Opportunities & Risks for Halliburton Company (NYSE:HAL)
Despite challenges from volatile guar gum prices and overcapacity in domestic driller, there exists a multitude of opportunities for Halliburton. The first one has essentially consistently been boosting its dividend distribution over more than the last six decades, and this is not expected to change any time soon. It is also encouraging to see that earnings per rig has been rising, even in North America. In 2008, the company earned $3.69 million for each rig, and this figure has since changed to $6.46 million.
Halliburton has had several strategic acquisitions, all of which were aimed at improving the product portfolio to provide a full suite of compelling services to upstream producers. A recent example of a strategic acquisition by this company is the buyout of Petris Technology Incorporated. This firm provides innovative solutions that help oil & gas companies optimally manage reservoirs. It will be particularly helpful for Chinese energy companies that are seeking to tap into their country’s rich proven reserves of shale gas. Halliburton has a leading expertise of fracking in the United States and thus is an optimal partner for emerging market players. It has experience in all of the known major sites.
Despite these opportunities Halliburton faces some threats. The first threat is the fierce competition that exists among oil field service companies. All the companies in the industry are pushing to pass on lower costs, which has devastated margins at a time when basins are being crowded and natural gas prices are low. Further, the company is exposed to unfavorable government regulations that can negatively affect the expansion of the company. I would argue, however, that much of the downside has been factored into the stock price, since Marcellus Shale production, for example, is only likely to go up from fracking bans being lifted.
Why You Should Buy Suncor Energy Inc. (USA) (NYSE:SU)
Suncor is a Canadian company specialized on the oil sands, which is facing pressure from excess supply. Management has helped reduce risk by providing a generous capital allocation policy. By the third quarter of 2012, the company had managed to repurchase shares worth $1.5 billion. Shortly after, the company announced that it was going to start another share repurchase program worth $1 billion. Dividends increased by 18% per share, and there is the expectations for more increases in the future.

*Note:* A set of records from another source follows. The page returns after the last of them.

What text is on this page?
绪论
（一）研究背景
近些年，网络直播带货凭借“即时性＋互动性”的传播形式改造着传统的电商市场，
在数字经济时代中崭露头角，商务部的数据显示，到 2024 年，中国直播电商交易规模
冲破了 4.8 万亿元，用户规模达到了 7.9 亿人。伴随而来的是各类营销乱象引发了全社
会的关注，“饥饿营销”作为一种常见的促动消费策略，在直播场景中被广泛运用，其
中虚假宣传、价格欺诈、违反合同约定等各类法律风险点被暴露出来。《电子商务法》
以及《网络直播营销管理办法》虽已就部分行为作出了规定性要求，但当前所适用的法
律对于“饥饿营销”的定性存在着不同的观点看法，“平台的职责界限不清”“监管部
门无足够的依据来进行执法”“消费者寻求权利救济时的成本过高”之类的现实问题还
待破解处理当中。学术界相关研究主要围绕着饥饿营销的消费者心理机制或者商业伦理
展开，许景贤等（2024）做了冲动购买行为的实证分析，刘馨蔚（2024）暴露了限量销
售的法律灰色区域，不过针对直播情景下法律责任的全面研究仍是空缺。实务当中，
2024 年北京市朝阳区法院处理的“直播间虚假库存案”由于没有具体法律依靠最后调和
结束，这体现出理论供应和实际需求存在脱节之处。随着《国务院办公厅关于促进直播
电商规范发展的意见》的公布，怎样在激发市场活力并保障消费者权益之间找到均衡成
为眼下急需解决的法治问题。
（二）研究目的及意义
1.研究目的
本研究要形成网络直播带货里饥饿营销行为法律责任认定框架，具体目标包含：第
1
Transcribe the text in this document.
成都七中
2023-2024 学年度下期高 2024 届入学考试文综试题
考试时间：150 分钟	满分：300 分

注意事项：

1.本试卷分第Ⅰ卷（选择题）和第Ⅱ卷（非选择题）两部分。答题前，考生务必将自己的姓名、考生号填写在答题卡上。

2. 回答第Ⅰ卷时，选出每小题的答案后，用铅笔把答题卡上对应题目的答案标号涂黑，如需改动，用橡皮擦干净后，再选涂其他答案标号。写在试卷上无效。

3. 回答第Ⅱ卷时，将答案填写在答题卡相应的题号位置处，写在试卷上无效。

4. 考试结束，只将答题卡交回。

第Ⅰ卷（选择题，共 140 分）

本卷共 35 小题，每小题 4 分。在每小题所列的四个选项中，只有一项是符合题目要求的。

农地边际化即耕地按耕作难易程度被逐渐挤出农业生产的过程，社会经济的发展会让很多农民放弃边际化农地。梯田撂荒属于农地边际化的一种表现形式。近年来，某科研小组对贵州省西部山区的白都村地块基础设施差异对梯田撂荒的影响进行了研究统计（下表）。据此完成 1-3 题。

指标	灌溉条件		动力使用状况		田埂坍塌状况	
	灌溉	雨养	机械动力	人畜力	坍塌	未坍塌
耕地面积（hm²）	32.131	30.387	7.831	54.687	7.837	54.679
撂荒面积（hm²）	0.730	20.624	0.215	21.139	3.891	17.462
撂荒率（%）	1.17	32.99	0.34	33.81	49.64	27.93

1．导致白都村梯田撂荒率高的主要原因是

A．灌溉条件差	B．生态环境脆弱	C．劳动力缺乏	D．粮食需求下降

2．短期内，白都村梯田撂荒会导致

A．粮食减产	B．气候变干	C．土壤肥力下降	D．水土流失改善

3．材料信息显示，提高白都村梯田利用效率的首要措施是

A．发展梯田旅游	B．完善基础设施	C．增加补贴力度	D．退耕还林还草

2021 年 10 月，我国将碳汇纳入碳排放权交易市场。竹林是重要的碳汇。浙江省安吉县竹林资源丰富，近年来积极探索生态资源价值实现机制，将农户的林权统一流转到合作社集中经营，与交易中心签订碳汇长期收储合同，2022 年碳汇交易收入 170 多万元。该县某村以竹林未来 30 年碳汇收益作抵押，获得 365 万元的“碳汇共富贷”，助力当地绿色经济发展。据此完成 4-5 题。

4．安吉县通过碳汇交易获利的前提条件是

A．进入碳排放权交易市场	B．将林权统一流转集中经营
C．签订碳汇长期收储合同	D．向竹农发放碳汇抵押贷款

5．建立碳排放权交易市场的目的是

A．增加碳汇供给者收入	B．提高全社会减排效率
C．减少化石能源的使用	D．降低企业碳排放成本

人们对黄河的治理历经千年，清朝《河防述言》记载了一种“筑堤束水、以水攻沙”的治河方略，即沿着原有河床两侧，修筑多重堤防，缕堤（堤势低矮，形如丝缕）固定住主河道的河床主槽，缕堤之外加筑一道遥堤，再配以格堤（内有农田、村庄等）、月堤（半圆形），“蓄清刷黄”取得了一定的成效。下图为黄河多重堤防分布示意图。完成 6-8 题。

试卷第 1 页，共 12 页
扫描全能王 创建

At the same time, Suncor has been working towards reducing the cost of production and expand profit margins in the process. Management is pushing for an 8% annual growth rate until 2020. When you factor in dividend yields, this provides for a nice steady stream of appreciation and income support. The stock’s defensiveness is supported by rich reserves: The current deposits in the oil sand of Canada are estimated to have some trillion barrels of oil. With these kind of reserves, the company expects to continually produce oil for more than a hundred years. The readily available reserves enable the company to save money that could be used for exploration and instead invest in research and development in an effort to come up with more economic ways to extract oil and create value in the process.
Conclusion
Despite the bull run, Halliburton trades reasonably at a respective 14.7x and 10.3x past and forward earnings. Suncor is also reasonable at 9.7x forward earnings. I encourage backing these companies with a more stable producer, Schlumberger Limited. (NYSE:SLB) . It may trade at a premium 19.2x past earnings, but it is forecasted for 17.2% annual EPS growth over the next five years and is highly favored on the Street. The consensus rating is 1.7 out of 5 where 1 is a buy. This is one of the top ratings, and it is reinforced by a recent price target by HSBC Securities that is 25% above the prevailing price.